Nancy Pelosi is a liberal politician who has helped inject morality and human rights into foreign affairs. Amnesty International has played an even larger role in that positive development. But they and other parts of the anti-imperialist, anti-establishment left they represent now sound out of sync with a world changed by international terrorism.
There have been few sharper or clearer critics of the abuse of citizens by China's communist leaders than Pelosi, a Democrat from San Francisco who recently became the House minority leader. But as I listened to her during a recent television interview deflect serious questions about the rights and wrongs of going to war in Iraq to end crimes against humanity there, I wondered where her voice had gone.
Amnesty International has a long, honorable record of speaking truth to power. I view it as an ally in the castigation of governments that jail, torture and kill citizens out of ideology or a lust for power and profit. But when British Foreign Secretary Jack Straw this week catalogued the sordid record of human rights abuses by Iraq's regime, Amnesty responded not with applause but with a temper tantrum. Amnesty's secretary general, Irene Khan, did not deny the accuracy of the list of genocidal campaigns, poison gas use and systematic rape and torture of dissidents. She could not. Much of it came from Amnesty's own reporting. Instead, she attacked Straw for a "cold and calculated manipulation" of the work of human rights activists. By using the truth to seek public support for an impending intervention in Iraq, Straw had done something immoral, Khan suggested.
Focusing now on Jack Straw instead of Saddam Hussein is, to be polite, misguided.

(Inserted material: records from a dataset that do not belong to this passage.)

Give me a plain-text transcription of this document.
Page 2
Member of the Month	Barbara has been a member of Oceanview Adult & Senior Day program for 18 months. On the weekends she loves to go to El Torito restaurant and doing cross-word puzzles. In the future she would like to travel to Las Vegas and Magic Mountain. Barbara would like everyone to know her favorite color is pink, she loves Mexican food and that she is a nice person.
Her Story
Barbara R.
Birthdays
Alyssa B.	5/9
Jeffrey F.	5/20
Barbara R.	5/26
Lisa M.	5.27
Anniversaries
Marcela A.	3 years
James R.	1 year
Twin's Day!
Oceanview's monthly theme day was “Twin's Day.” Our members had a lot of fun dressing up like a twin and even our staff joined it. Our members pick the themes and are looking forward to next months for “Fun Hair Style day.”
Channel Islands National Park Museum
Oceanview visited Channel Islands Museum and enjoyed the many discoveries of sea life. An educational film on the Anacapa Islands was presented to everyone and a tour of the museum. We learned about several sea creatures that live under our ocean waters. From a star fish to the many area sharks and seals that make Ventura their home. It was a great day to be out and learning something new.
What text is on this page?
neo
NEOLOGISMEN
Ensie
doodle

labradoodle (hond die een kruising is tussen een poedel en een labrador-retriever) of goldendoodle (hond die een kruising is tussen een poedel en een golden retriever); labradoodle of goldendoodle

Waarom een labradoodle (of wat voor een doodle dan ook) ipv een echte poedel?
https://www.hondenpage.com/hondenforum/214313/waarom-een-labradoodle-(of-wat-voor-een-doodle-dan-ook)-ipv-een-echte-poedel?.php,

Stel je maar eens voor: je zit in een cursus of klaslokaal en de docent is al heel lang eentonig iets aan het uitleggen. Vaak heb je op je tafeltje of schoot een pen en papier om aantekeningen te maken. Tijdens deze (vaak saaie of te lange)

But this jerking of the anti-imperial knee is also representative of larger problems that liberals and even many moderates are having in finding their way amid the changes in politics, practicalities and philosophy being brought by an era of heightened societal vulnerability and security needs. They are against war -- who isn't? -- but unable to describe convincingly practical solutions or the values that they uniquely represent.
If not quite the dawn of creation, this is a time of significant adjustments in the daily lives and pocketbooks of all Americans. Our courts, bureaucracies and rules of war are being reshaped without clear answers to the practical questions of how permanent, how effective or how costly change will be.
It is vital for the voice of liberals and moderates who did not vote for George W. Bush to be heard and to have enough weight nationally and internationally to be taken into account. Every government needs to be constrained, to be forced to place limits on its impulses and actions. Politics is the art of the balance wheel.
This will require new thinking on the left, which seems mired in nostalgia for the eras when colonialism, apartheid and Cold War excess were obvious sources of global evil and easy targets. We must all continue to focus on human rights abuses by governments. But not at the price of ignoring or minimizing the threat of nihilism carried out by bands of fanatics who believe in and are capable of practicing what Albert Camus called "violence without limits."
The words of Camus come to mind from reading accounts of a wide-ranging and fortuitous reexamination of his work at the Pompidou Center in Paris last weekend. The French author is a useful guide for the thinking left in this time of terror, even though he was made a Nobel literature laureate 45 years ago next week and will have been dead 43 years next month.
In his native Algeria, Camus saw the effects both of politically inspired terrorism and government repression and overreaction. He developed a philosophy out of activism and morality to counter the logic of violence and absolutism, which then as now were intimately related. He shocked his progressive hosts in Stockholm in 1957 by first denouncing racist repression and then emotionally adding: "I must also denounce a terrorism which is exercised blindly, in the streets of Algiers, for example, and which someday could strike my mother or my family. I believe in justice, but I shall defend my mother above justice."
Camus believed at least two big things relevant to our present dilemma: Moral limits must be imposed on violence, which is nonetheless justifiable in certain circumstances. Camus was no pacifist.
In a time of unspeakable violence, he found a balance in the human condition between hope and despair. He spoke from the left about the need for action tempered by thought and humanism. It is a message that liberal politicians and organizations will continue to ignore at their peril.